The analysis, published in the medical journal The Lancet, warns that the “unprecedented global economic and social crisis” means that 6.7 million more children could suffer ‘wasting’, a serious form of malnutrition, in low and medium-sized countries. income (LMIC) at the end of the year.

That represents a 14.3% increase in the number of children who reportedly suffered from wasting before the pandemic, which was 47 million. Up to 80% of the increase in cases is expected to occur in sub-Saharan Africa and South Asia, according to the report, written by the UN Standing Together for Nutrition consortium.

Malnutrition, the report warns, could make the effects of COVID-19 more severe in women and children. In LMICs that have followed a blocking policy to contain the spread of the new coronavirus, UNICEF estimates that some countries have seen an estimated 75 to 100% reduction in “coverage of essential nutrition services,” particularly in areas that were already experiencing humanitarian crises.

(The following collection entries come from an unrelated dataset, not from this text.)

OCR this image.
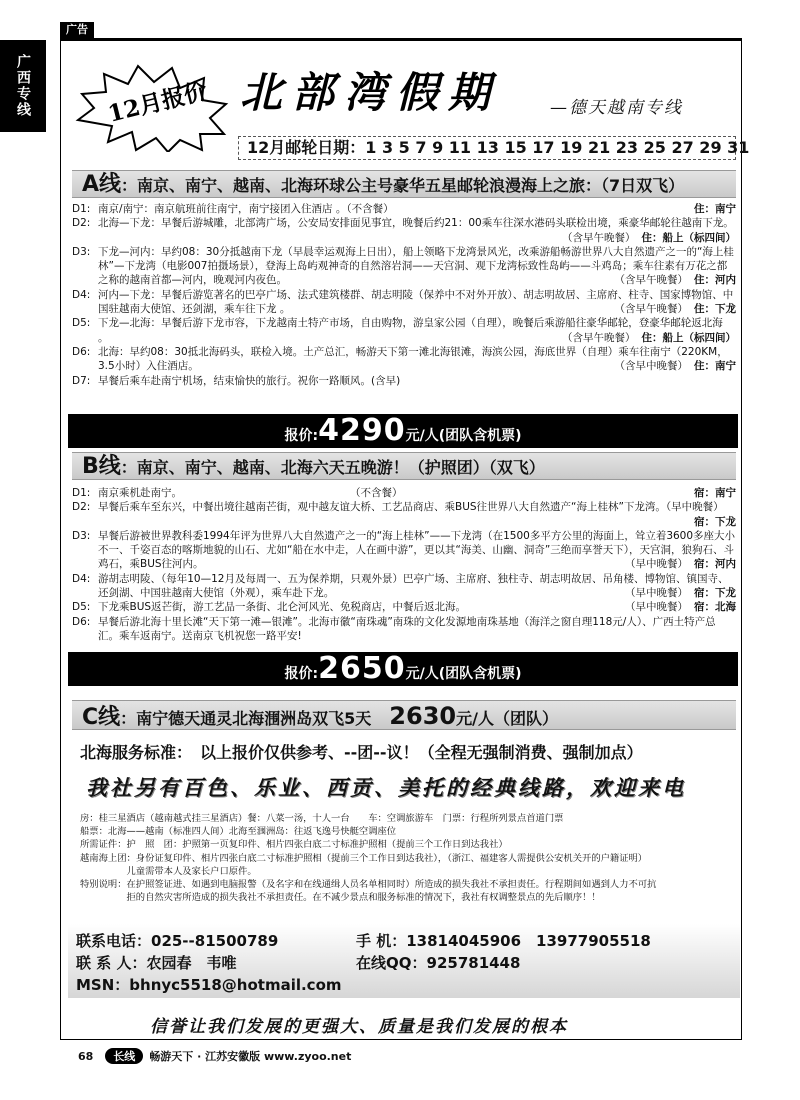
广告
广西专线	12月报价 北部湾假期	—德天越南专线
12月邮轮日期：1 3 5 7 9 11 13 15 17 19 21 23 25 27 29 31
A线：南京、南宁、越南、北海环球公主号豪华五星邮轮浪漫海上之旅：（7日双飞）
D1: 南京/南宁：南京航班前往南宁，南宁接团入住酒店 。（不含餐）	住：南宁
D2: 北海—下龙：早餐后游城雕，北部湾广场，公安局安排面见事宜，晚餐后约21：00乘车往深水港码头联检出境，乘豪华邮轮往越南下龙。
（含早午晚餐） 住：船上（标四间）
D3: 下龙—河内：早约08：30分抵越南下龙（早晨幸运观海上日出），船上领略下龙湾景风光，改乘游船畅游世界八大自然遗产之一的“海上桂林”—下龙湾（电影007拍摄场景），登海上岛屿观神奇的自然溶岩洞——天宫洞、观下龙湾标致性岛屿——斗鸡岛；乘车往素有万花之都之称的越南首都—河内，晚观河内夜色。	（含早午晚餐） 住：河内
D4: 河内—下龙：早餐后游览著名的巴亭广场、法式建筑楼群、胡志明陵（保养中不对外开放）、胡志明故居、主席府、柱寺、国家博物馆、中国驻越南大使馆、还剑湖，乘车往下龙 。	（含早午晚餐） 住：下龙
D5: 下龙—北海：早餐后游下龙市容，下龙越南土特产市场，自由购物，游皇家公园（自理），晚餐后乘游船往豪华邮轮，登豪华邮轮返北海 。	（含早午晚餐） 住：船上（标四间）
D6: 北海：早约08：30抵北海码头，联检入境。土产总汇，畅游天下第一滩北海银滩，海滨公园，海底世界（自理）乘车往南宁（220KM，3.5小时）入住酒店。	（含早中晚餐） 住：南宁
D7: 早餐后乘车赴南宁机场，结束愉快的旅行。祝你一路顺风。(含早)
报价:4290元/人(团队含机票)
B线：南京、南宁、越南、北海六天五晚游！（护照团）（双飞）
D1: 南京乘机赴南宁。　　　　　　　　　　　　　　　　　（不含餐）	宿：南宁
D2: 早餐后乘车至东兴，中餐出境往越南芒街，观中越友谊大桥、工艺品商店、乘BUS往世界八大自然遗产“海上桂林”下龙湾。（早中晚餐）
宿：下龙
D3: 早餐后游被世界教科委1994年评为世界八大自然遗产之一的“海上桂林”——下龙湾（在1500多平方公里的海面上，耸立着3600多座大小不一、千姿百态的喀斯地貌的山石、尤如“船在水中走，人在画中游”，更以其“海美、山幽、洞奇”三绝而享誉天下），天宫洞，狼狗石、斗鸡石，乘BUS往河内。	（早中晚餐） 宿：河内
D4: 游胡志明陵、（每年10—12月及每周一、五为保养期，只观外景）巴亭广场、主席府、独柱寺、胡志明故居、吊角楼、博物馆、镇国寺、还剑湖、中国驻越南大使馆（外观），乘车赴下龙。	（早中晚餐） 宿：下龙
D5: 下龙乘BUS返芒街，游工艺品一条街、北仑河风光、免税商店，中餐后返北海。	（早中晚餐） 宿：北海
D6: 早餐后游北海十里长滩“天下第一滩—银滩”。北海市徽“南珠魂”南珠的文化发源地南珠基地（海洋之窗自理118元/人）、广西土特产总汇。乘车返南宁。送南京飞机祝您一路平安!
报价:2650元/人(团队含机票)
C线：南宁德天通灵北海涠洲岛双飞5天 2630元/人（团队）
北海服务标准：　以上报价仅供参考、--团--议！（全程无强制消费、强制加点）
我社另有百色、乐业、西贡、美托的经典线路，欢迎来电
房：桂三星酒店（越南越式挂三星酒店）餐：八菜一汤，十人一台　　车：空调旅游车　门票：行程所列景点首道门票
船票：北海——越南（标准四人间）北海至涠洲岛：往返飞逸号快艇空调座位
所需证件：护　照　团：护照第一页复印件、相片四张白底二寸标准护照相（提前三个工作日到达我社）
越南海上团：身份证复印件、相片四张白底二寸标准护照相（提前三个工作日到达我社），（浙江、福建客人需提供公安机关开的户籍证明）
　　　　　儿童需带本人及家长户口原件。
特别说明：在护照签证进、如遇到电脑报警（及名字和在线通缉人员名单相同时）所造成的损失我社不承担责任。行程期间如遇到人力不可抗
　　　　　拒的自然灾害所造成的损失我社不承担责任。在不减少景点和服务标准的情况下，我社有权调整景点的先后顺序！！
联系电话：025--81500789	手 机：13814045906　13977905518
联 系 人：农园春　韦唯	在线QQ：925781448
MSN：bhnyc5518@hotmail.com
信誉让我们发展的更强大、质量是我们发展的根本
68 长线 畅游天下 · 江苏安徽版 www.zyoo.net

The report also suggests that rising global poverty rates will contribute to increased malnutrition. According to the International Institute for Food Policy Research, more than 140 million more people could face “extreme poverty”, which means less than $ 1.90 per day, by the end of the year. That represents a 20% increase over last year.

Although there is little data to assess how many excess deaths from child malnutrition have occurred since the beginning of the year, the projected increase would see an additional 128,605 deaths in children under the age of five by the end of 2020.

The report is accompanied by an opinion piece calling for immediate measures to combat malnutrition, signed by the heads of UNICEF, the Food and Agriculture Organization of the United Nations, the World Food Program and the Director-General of WHO. . Aid organizations need $ 2.4 billion to help stem the rise in malnutrition rates by the end of the year, they said.

“It has been seven months since the first cases of COVID-19 were reported and it is increasingly clear that the repercussions of the pandemic are causing more harm to children than the disease itself,” said Henrietta Fore, executive director of UNICEF and signatory of the opinion. piece, he said in a statement. “The rates of family poverty and food insecurity have increased. Essential nutrition services and supply chains have been disrupted. Food prices have skyrocketed. As a result, the quality of children’s diets has declined and malnutrition rates will increase. ”

“We cannot allow children to be the overlooked victims of the COVID-19 pandemic,” he added.